The echinocandins caspofungin and micafungin have poor in vitro activity against Trichosporon when used alone. [19] One report describes successful treatment of T inkin peritoneal catheter–associated peritonitis using caspofungin monotherapy. [8] However, cases of breakthrough T asahii infections have been reported in patients with hematologic malignancies receiving micafungin [19] and caspofungin [32] for empiric treatment of neutropenic fever. Combination therapy with caspofungin and liposomal amphotericin B may be effective, [20] and micafungin and amphotericin B appear synergistic against Trichosporon in vitro. One in vivo murine model of trichosporonosis showed a significant reduction in fungal burden in multiple infected organ systems when amphotericin B was combined with micafungin.

Combination therapy should be the cornerstone of treatment for trichosporonosis. The combination of high-dose amphotericin B (deoxycholate or liposomal) with either or both 5-flucytosine or voriconazole is commonly prescribed, although failure rates remain high. Amphotericin B plus an echinocandin is a potentially promising regimen, and synergy has been suggested in vitro [45] and in a murine model, [46] with a small number of successful reports of salvage therapy in the current literature. [47, 48]

Regardless of the therapeutic options, patients’ clinical responses may not be optimal until they recover from their predisposing immunocompromised states. Possible strategies include the addition of granulocyte colony-stimulating factor (G-CSF) in patients with neutropenia [7] and the reduction of glucocorticoid doses as much as possible in patients receiving these agents. Persistence of positive blood culture findings on amphotericin B monotherapy suggests resistance, and modification of the regimen is indicated. Catheter-associated infections, such as peritonitis in patients undergoing peritoneal dialysis, generally require removal of the catheter.

In patients who do not respond to high-dose amphotericin B, an azole or flucytosine (5-FC) should be added. Unfortunately, all of these therapies have significant failure rates in patients with neutropenia. levels of 5-FC must be carefully monitored. Do not use 5-FC if levels cannot be measured expeditiously. Liposomal amphotericin has been successfully used in trichosporonosis but may not necessarily offer greater efficacy over standard therapy. Miconazole has significant in vitro activity; however, this does not translate to useful in vivo results, and it should not be used.

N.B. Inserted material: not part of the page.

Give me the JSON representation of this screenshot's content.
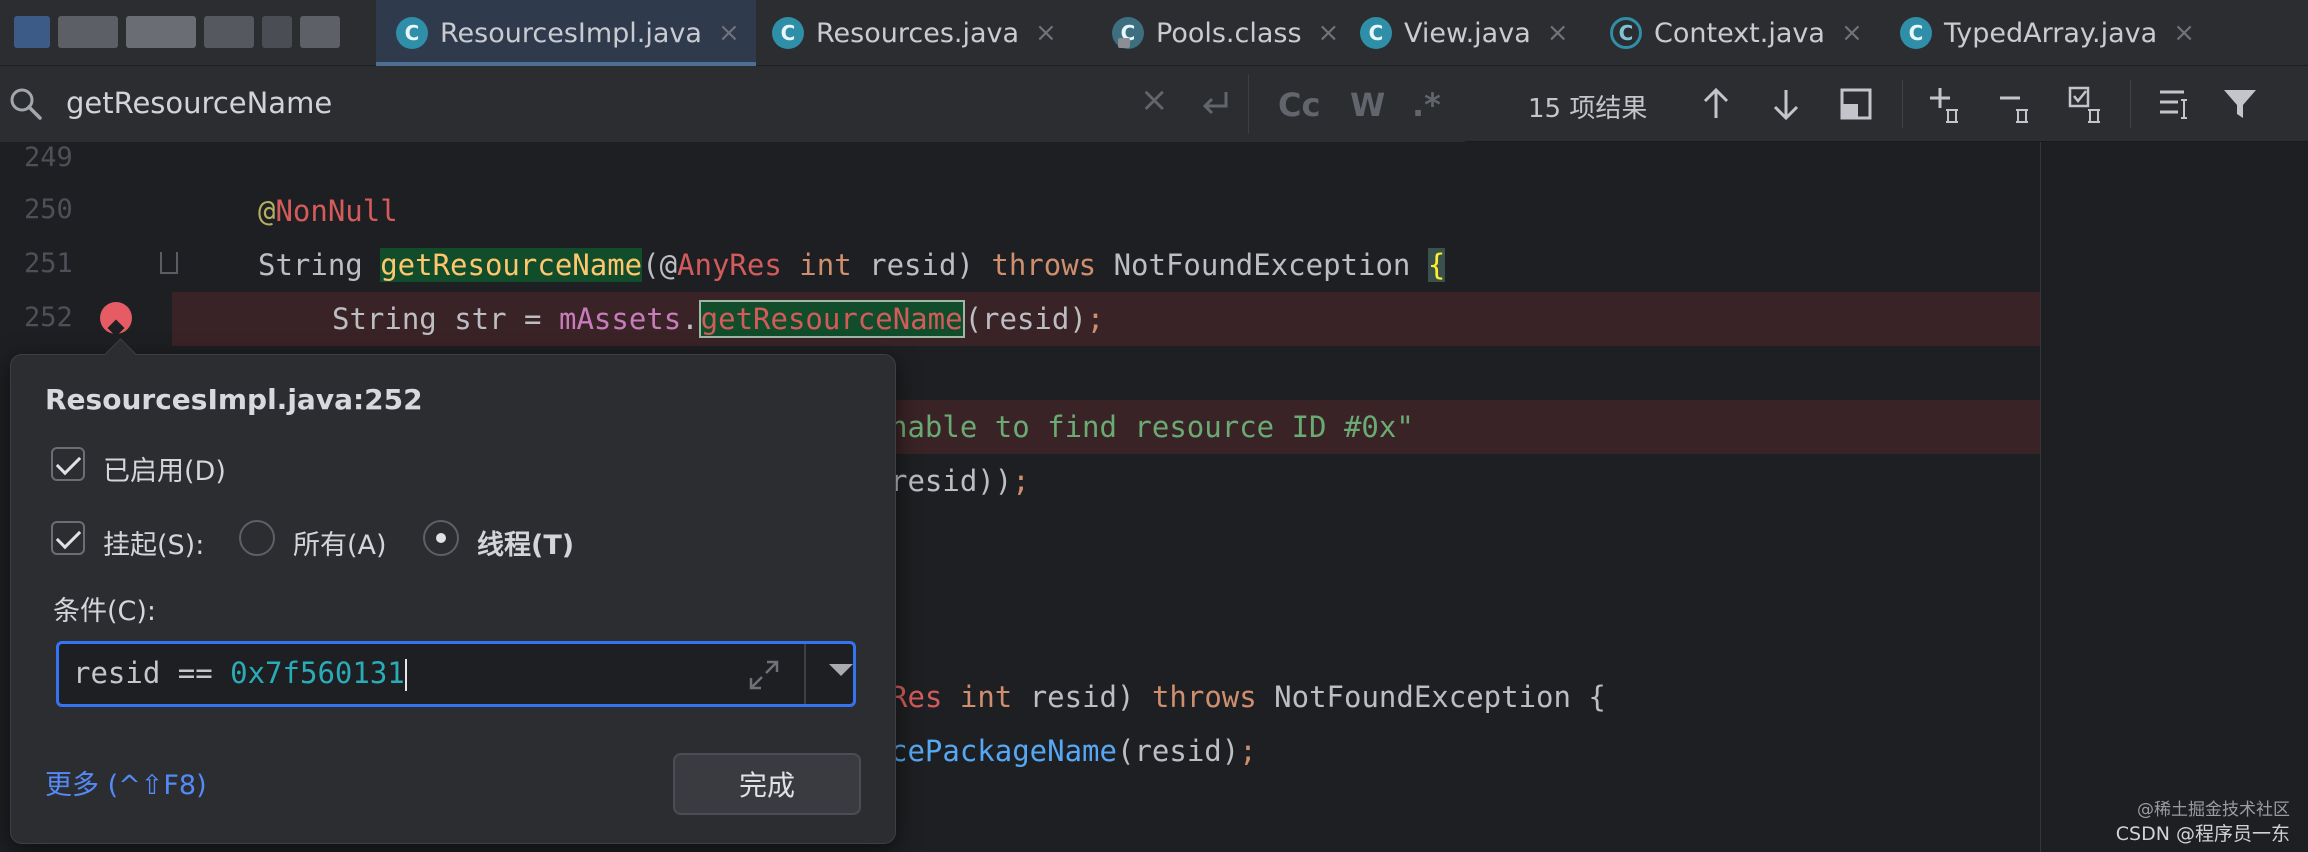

Patients with trichosporonosis are often critically ill because of their infection and their frequent underlying illnesses. ICU admission is warranted in most cases.

Proper management should include input from an infectious disease specialist.

Consultation with an ophthalmologist is generally advised for diagnostic purposes and to evaluate for fungal retinitis.

Because of the many organ systems involved, input from a number of other specialists may be required. Pulmonologists, intensivists, gastroenterologists, dermatologists, and general surgeons commonly assist in the diagnosis and management of patients with trichosporonosis.